Cependant Weber (in Boudon, 1999) a montré que l’individu n’agit pas toujours sous une certaine rationalité, en lien à des raisons fortes, mais la tradition et l’attachement affectif peuvent également expliquer certains comportements. Or, il souligne également que les conduites traditionnelles et les actions affectives n’ont qu’un pouvoir explicatif limité (Boudon, 1999, p. 142-143). En outre, la tendance dans les sciences humaines et sociales et dans la société dans son ensemble est de réduire la rationalité à la rationalité instrumentale. Or la rationalité n’est pas toujours instrumentale, au contraire, la rationalité axiologique ou cognitive (Ibid, p. 144) permet tout autant d’expliquer les comportements et les représentations des individus notamment leur adhésion aux valeurs ; les deux formes étant distinctes et complémentaires (Ibid, p. 147). En effet, pour Weber et Boudon (1999, p. 149), l’individu croit au bien fondé d’une valeur en référence à des raisons fortes de type cognitiviste et instrumental. Mais les valeurs ne peuvent être expliquées par les seuls intérêts et encore moins par des intérêts de classe (Ibid, p. 164, 165).
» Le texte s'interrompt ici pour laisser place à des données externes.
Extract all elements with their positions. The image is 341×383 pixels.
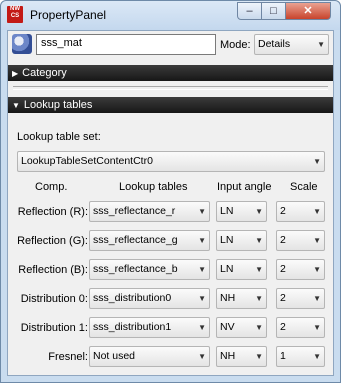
lookup-table-select[interactable]: sss_distribution1 ▼ bbox=[89, 317, 210, 338]
chevron-down-icon: ▼ bbox=[313, 157, 321, 166]
input-angle-select[interactable]: NH ▼ bbox=[216, 288, 267, 309]
chevron-down-icon: ▼ bbox=[255, 323, 263, 332]
component-label: Fresnel: bbox=[48, 351, 88, 363]
input-angle-select-value: LN bbox=[220, 263, 234, 275]
column-header-lookup-tables: Lookup tables bbox=[119, 181, 188, 193]
scale-select[interactable]: 2 ▼ bbox=[276, 201, 325, 222]
category-section-header[interactable]: ▶ Category bbox=[8, 65, 333, 81]
column-header-scale: Scale bbox=[290, 181, 318, 193]
chevron-down-icon: ▼ bbox=[198, 207, 206, 216]
input-angle-select-value: NH bbox=[220, 292, 236, 304]
lookup-set-label: Lookup table set: bbox=[17, 131, 101, 143]
lookup-table-select-value: sss_reflectance_b bbox=[93, 263, 178, 275]
close-button[interactable]: ✕ bbox=[285, 2, 331, 20]
minimize-button[interactable]: – bbox=[237, 2, 262, 20]
window-title: PropertyPanel bbox=[30, 8, 107, 22]
lookup-table-select-value: sss_reflectance_r bbox=[93, 205, 176, 217]
app-icon-line1: NW bbox=[10, 6, 20, 12]
component-label: Distribution 0: bbox=[20, 293, 88, 305]
lookup-tables-section-label: Lookup tables bbox=[23, 99, 93, 111]
input-angle-select-value: LN bbox=[220, 205, 234, 217]
scale-select[interactable]: 2 ▼ bbox=[276, 288, 325, 309]
lookup-table-select[interactable]: sss_reflectance_b ▼ bbox=[89, 259, 210, 280]
maximize-button[interactable]: □ bbox=[261, 2, 286, 20]
chevron-down-icon: ▼ bbox=[313, 207, 321, 216]
input-angle-select[interactable]: NV ▼ bbox=[216, 317, 267, 338]
property-panel-window: NW CS PropertyPanel – □ ✕ sss_mat Mode: D… bbox=[0, 0, 341, 383]
chevron-down-icon: ▼ bbox=[198, 265, 206, 274]
chevron-down-icon: ▼ bbox=[198, 352, 206, 361]
chevron-down-icon: ▼ bbox=[313, 323, 321, 332]
scale-select[interactable]: 1 ▼ bbox=[276, 346, 325, 367]
component-label: Reflection (R): bbox=[17, 206, 88, 218]
component-label: Reflection (B): bbox=[18, 264, 88, 276]
chevron-down-icon: ▼ bbox=[255, 236, 263, 245]
column-header-input-angle: Input angle bbox=[217, 181, 272, 193]
chevron-down-icon: ▼ bbox=[317, 40, 325, 49]
chevron-down-icon: ▼ bbox=[255, 352, 263, 361]
material-sphere-icon bbox=[12, 34, 32, 54]
column-header-comp: Comp. bbox=[35, 181, 68, 193]
scale-select-value: 1 bbox=[280, 350, 286, 362]
chevron-down-icon: ▼ bbox=[198, 236, 206, 245]
input-angle-select-value: NV bbox=[220, 321, 235, 333]
input-angle-select-value: NH bbox=[220, 350, 236, 362]
section-divider bbox=[13, 86, 328, 90]
lookup-table-select[interactable]: sss_reflectance_r ▼ bbox=[89, 201, 210, 222]
lookup-set-value: LookupTableSetContentCtr0 bbox=[21, 155, 153, 167]
mode-select-value: Details bbox=[258, 38, 291, 50]
chevron-down-icon: ▼ bbox=[313, 236, 321, 245]
input-angle-select[interactable]: LN ▼ bbox=[216, 259, 267, 280]
panel-content: sss_mat Mode: Details ▼ ▶ Category ▼ Lookup… bbox=[7, 30, 334, 376]
input-angle-select[interactable]: NH ▼ bbox=[216, 346, 267, 367]
app-icon-line2: CS bbox=[10, 13, 20, 19]
lookup-table-select-value: sss_reflectance_g bbox=[93, 234, 178, 246]
lookup-set-select[interactable]: LookupTableSetContentCtr0 ▼ bbox=[17, 151, 325, 172]
lookup-tables-section-header[interactable]: ▼ Lookup tables bbox=[8, 97, 333, 113]
object-name-field[interactable]: sss_mat bbox=[36, 34, 216, 55]
chevron-down-icon: ▼ bbox=[313, 265, 321, 274]
scale-select[interactable]: 2 ▼ bbox=[276, 317, 325, 338]
lookup-table-select-value: sss_distribution1 bbox=[93, 321, 172, 333]
scale-select-value: 2 bbox=[280, 205, 286, 217]
input-angle-select[interactable]: LN ▼ bbox=[216, 201, 267, 222]
scale-select-value: 2 bbox=[280, 263, 286, 275]
lookup-table-select-value: Not used bbox=[93, 350, 136, 362]
component-label: Reflection (G): bbox=[17, 235, 88, 247]
scale-select-value: 2 bbox=[280, 321, 286, 333]
triangle-right-icon: ▶ bbox=[12, 69, 19, 78]
category-section-label: Category bbox=[22, 67, 67, 79]
component-label: Distribution 1: bbox=[20, 322, 88, 334]
chevron-down-icon: ▼ bbox=[198, 323, 206, 332]
app-icon: NW CS bbox=[7, 6, 23, 23]
lookup-table-select-value: sss_distribution0 bbox=[93, 292, 172, 304]
title-bar[interactable]: NW CS PropertyPanel – □ ✕ bbox=[1, 1, 340, 30]
chevron-down-icon: ▼ bbox=[255, 207, 263, 216]
lookup-table-select[interactable]: sss_reflectance_g ▼ bbox=[89, 230, 210, 251]
chevron-down-icon: ▼ bbox=[313, 352, 321, 361]
chevron-down-icon: ▼ bbox=[255, 265, 263, 274]
triangle-down-icon: ▼ bbox=[12, 101, 20, 110]
lookup-table-select[interactable]: Not used ▼ bbox=[89, 346, 210, 367]
scale-select-value: 2 bbox=[280, 292, 286, 304]
chevron-down-icon: ▼ bbox=[255, 294, 263, 303]
scale-select-value: 2 bbox=[280, 234, 286, 246]
mode-select[interactable]: Details ▼ bbox=[254, 34, 329, 55]
chevron-down-icon: ▼ bbox=[198, 294, 206, 303]
lookup-table-select[interactable]: sss_distribution0 ▼ bbox=[89, 288, 210, 309]
input-angle-select-value: LN bbox=[220, 234, 234, 246]
chevron-down-icon: ▼ bbox=[313, 294, 321, 303]
scale-select[interactable]: 2 ▼ bbox=[276, 259, 325, 280]
scale-select[interactable]: 2 ▼ bbox=[276, 230, 325, 251]
input-angle-select[interactable]: LN ▼ bbox=[216, 230, 267, 251]
mode-label: Mode: bbox=[220, 39, 251, 51]
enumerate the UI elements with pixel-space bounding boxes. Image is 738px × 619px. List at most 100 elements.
Il existe des valeurs universelles sur le plan théorique, qui ne peuvent pas être renversées, ce qui n’assure pas pour autant leur application sur le plan concret, au niveau pratique (Ibid, p. 199). Par conséquent, les valeurs que nous avons identifiées comme étant propres aux paysans et représentant les valeurs fondamentales de ce groupe peuvent ne pas se retrouver aujourd’hui sur le plan pragmatique.

A l’image de Boudon (1999), nous avons décidé d’opter pour la théorie de la rationalité axiologique pour étudier les valeurs chez les agriculteurs, avec une nuance, nous considérons que l’attachement à la tradition et l’attachement affectif - qui pourraient expliquer l’adoption à telle valeur - représentent des raisons fortes.